A three-judge panel of the U.S. Court of Appeals for the 9th Circuit heard arguments Wednesday on the latest iteration of President Trump's travel ban, pressing the government and those challenging the directive on the limits of the president's power to implement the measure and their own authority to review his decisions.
The Supreme Court this week allowed the ban to fully take effect while the challenges to it make their way through the legal process. A final decision almost certainly will run through the justices.
Attorneys for the state of Hawaii, which is suing over the ban, and the Justice Department, which is defending it, attempted to make their case Wednesday to Michael Daly Hawkins, Ronald M. Gould and Richard A. Paez, the 9th Circuit judges appointed by President Bill Clinton, who are considering one of the legal challenges.
Neal Katyal, an attorney for the challengers, argued that among the legal problems of the "unprecedented and sweeping" directive was that the president had not made findings — as the law required — that people entering from the banned countries would be detrimental to the United States.
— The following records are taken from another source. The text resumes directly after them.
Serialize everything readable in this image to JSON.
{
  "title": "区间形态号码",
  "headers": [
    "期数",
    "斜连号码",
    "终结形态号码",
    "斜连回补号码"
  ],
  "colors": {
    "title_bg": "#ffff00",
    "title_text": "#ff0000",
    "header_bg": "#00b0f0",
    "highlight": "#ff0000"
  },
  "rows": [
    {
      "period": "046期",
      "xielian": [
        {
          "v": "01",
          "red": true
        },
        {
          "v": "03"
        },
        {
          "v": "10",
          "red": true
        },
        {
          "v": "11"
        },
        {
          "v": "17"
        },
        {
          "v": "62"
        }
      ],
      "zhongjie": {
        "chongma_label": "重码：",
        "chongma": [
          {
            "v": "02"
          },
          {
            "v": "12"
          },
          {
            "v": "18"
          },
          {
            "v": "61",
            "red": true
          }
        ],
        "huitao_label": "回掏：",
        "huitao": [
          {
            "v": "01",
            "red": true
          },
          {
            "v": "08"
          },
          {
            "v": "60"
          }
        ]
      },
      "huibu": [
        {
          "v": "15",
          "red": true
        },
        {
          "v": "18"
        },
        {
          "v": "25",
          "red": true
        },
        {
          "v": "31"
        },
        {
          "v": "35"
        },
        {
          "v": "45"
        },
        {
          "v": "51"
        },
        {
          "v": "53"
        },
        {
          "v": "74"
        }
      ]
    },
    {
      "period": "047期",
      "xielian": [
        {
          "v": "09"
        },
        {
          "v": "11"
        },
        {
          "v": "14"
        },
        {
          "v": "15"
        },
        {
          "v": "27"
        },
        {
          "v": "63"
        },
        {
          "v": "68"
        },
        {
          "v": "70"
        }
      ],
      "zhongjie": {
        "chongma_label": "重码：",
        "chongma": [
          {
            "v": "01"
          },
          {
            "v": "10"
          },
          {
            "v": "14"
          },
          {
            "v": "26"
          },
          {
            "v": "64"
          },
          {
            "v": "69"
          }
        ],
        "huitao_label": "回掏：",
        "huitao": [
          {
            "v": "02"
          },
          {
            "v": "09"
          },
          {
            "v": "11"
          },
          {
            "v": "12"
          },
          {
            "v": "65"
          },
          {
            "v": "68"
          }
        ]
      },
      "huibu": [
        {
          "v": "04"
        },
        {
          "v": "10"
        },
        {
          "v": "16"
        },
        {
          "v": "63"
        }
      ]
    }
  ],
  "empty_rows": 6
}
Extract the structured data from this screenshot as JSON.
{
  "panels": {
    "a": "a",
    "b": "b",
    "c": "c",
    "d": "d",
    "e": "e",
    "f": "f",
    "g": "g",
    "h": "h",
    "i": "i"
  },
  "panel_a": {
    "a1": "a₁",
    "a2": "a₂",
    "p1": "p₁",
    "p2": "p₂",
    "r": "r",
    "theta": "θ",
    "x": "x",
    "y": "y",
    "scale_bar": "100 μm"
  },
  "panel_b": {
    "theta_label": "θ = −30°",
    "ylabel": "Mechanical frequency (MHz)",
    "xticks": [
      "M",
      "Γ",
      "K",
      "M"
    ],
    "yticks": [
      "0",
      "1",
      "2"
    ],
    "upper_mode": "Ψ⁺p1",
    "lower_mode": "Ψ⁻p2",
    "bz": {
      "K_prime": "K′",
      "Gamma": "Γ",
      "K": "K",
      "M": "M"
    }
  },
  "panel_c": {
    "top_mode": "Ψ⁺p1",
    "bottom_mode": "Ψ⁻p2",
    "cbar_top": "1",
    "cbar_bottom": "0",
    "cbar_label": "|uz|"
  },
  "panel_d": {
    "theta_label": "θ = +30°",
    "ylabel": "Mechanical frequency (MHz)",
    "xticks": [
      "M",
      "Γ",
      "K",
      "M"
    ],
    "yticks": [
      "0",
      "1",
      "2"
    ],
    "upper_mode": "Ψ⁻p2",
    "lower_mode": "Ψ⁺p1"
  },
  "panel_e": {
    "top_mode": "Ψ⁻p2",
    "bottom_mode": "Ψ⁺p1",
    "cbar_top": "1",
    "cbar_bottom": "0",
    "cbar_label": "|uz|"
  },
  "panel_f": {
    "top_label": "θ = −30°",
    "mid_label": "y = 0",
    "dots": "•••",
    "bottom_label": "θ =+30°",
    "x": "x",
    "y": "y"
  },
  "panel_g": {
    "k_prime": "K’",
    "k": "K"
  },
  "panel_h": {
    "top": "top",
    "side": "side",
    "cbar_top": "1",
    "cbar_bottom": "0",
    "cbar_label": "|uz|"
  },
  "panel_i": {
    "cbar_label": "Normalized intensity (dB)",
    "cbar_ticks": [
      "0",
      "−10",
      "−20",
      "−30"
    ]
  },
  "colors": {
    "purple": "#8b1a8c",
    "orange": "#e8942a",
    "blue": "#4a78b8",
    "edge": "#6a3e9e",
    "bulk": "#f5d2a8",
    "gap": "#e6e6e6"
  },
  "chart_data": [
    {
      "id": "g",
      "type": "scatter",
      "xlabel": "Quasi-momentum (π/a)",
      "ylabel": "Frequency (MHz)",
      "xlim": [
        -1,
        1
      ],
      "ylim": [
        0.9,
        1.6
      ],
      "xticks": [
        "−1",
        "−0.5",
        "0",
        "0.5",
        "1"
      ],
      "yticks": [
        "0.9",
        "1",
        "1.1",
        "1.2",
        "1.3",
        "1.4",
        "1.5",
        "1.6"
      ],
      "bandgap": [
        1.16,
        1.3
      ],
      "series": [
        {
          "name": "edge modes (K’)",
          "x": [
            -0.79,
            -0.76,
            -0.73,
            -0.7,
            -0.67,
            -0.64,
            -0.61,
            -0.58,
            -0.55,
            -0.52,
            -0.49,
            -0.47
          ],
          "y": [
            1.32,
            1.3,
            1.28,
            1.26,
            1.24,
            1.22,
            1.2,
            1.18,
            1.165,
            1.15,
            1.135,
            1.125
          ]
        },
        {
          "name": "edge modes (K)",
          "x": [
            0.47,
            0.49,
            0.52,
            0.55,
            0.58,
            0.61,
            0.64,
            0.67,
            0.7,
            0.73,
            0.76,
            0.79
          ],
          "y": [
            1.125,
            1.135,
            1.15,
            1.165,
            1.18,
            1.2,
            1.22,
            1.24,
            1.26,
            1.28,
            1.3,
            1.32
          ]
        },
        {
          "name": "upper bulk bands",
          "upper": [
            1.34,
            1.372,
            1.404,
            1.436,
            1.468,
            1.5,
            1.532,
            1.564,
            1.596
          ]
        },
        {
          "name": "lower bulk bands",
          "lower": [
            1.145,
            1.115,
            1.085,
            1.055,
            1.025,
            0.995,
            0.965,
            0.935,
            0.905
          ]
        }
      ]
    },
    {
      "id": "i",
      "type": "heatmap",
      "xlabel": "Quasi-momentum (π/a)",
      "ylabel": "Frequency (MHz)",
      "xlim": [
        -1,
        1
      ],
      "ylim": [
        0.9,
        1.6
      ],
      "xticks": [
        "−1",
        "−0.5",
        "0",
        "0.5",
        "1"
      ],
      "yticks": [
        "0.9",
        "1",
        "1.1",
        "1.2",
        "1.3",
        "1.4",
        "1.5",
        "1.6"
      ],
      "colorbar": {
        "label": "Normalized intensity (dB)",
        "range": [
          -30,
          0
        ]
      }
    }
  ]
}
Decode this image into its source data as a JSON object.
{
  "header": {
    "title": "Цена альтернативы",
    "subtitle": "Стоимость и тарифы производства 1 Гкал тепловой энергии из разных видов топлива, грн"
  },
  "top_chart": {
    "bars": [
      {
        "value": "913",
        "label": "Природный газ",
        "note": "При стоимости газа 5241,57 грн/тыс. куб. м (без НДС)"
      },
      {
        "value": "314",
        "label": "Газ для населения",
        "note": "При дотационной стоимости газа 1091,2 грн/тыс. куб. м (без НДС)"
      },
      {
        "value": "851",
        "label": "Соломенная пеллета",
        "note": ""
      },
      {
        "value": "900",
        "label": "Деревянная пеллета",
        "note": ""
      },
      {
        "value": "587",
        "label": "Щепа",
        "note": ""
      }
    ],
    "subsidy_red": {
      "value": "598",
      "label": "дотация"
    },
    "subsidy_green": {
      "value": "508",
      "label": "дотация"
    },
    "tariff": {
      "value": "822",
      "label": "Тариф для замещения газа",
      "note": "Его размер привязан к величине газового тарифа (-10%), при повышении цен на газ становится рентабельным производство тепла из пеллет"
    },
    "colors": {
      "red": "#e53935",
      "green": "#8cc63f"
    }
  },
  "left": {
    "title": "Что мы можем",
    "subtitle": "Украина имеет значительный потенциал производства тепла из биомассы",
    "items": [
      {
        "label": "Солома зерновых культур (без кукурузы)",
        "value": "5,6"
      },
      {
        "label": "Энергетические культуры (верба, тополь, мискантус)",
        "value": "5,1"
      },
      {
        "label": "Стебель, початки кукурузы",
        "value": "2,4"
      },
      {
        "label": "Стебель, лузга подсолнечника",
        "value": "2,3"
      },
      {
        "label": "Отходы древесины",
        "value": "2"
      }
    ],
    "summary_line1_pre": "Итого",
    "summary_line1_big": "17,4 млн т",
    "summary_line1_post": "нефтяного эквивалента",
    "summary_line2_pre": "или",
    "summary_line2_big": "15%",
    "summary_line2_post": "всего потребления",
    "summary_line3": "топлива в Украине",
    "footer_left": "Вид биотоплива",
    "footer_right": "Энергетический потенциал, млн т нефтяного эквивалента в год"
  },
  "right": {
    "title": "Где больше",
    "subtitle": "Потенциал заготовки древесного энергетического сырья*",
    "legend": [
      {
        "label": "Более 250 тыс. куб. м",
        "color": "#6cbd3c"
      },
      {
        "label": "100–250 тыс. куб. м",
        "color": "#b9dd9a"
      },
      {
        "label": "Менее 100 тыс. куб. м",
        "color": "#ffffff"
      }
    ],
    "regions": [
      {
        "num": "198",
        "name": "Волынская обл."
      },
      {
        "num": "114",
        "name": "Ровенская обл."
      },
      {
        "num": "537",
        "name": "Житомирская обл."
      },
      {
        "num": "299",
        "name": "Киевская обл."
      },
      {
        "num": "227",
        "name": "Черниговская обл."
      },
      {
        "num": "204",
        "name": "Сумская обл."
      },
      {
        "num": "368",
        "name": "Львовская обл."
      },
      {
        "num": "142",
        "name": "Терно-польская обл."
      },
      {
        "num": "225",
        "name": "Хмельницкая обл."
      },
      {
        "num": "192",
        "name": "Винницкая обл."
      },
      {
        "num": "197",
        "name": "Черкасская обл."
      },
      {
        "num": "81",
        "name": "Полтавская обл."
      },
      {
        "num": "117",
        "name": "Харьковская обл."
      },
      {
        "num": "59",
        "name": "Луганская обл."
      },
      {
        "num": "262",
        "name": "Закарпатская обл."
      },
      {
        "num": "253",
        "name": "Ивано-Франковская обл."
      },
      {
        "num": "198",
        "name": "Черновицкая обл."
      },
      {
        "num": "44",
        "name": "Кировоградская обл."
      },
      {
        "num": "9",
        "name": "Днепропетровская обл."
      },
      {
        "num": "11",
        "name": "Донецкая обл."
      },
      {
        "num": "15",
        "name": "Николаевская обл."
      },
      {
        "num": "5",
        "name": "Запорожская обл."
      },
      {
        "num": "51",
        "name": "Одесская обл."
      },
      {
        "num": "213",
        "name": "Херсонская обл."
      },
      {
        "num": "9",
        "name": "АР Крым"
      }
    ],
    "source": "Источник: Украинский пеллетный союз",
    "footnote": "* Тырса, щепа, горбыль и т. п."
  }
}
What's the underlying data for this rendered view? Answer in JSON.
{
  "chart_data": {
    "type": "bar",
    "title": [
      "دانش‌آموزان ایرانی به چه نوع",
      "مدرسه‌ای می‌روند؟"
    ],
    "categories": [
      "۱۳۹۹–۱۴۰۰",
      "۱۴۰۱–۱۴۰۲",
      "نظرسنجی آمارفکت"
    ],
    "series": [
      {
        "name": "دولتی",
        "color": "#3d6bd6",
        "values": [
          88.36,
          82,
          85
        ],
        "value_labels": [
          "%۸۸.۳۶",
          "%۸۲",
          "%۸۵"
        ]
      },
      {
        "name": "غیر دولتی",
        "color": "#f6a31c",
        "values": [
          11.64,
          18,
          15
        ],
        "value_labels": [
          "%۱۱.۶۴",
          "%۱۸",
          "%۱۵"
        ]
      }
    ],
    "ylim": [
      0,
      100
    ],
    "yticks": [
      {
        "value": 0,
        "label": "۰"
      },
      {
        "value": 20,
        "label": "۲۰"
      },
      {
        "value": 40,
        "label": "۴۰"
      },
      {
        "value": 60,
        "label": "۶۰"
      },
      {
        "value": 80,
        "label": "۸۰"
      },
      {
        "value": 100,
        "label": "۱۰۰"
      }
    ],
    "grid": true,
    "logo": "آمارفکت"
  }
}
Justice Department attorney Hashim Mooppan argued that ban was crafted after an extensive, worldwide review of information that foreign governments provide the United States about their travelers, and it was necessary both to nudge countries to give the United States more data and to keep out those who might want to do the country harm.
The ban, the third version that Trump has put forward, affects various types of travelers from eight countries — Syria, Libya, Iran, Yemen, Chad, Somalia, North Korea and Venezuela. Federal judges in two states had blocked the administration from fully implementing the measure until the Supreme Court intervened this week.
The Supreme Court, which has yet to decide the case on the merits, indicated it expected the appeals court to "render its decision with appropriate dispatch." The U.S. Court of Appeals for the 4th Circuit is also weighing a separate challenge to the ban, and oral arguments are scheduled in that case for Friday.
The 9th Circuit had ruled against a previous version of Trump's travel ban, although from the judges' questions Wednesday, it was not obvious that they were leaning toward doing so again. Hawkins said of the latest ban, "This is a little bit different, isn't it?" and pointed to the government's process to develop it. Paez asked at one point if the court was "too demanding" of the government in its opinion on a prior version of the ban.
Gould said the judges "will try to get an opinion out as soon as practical."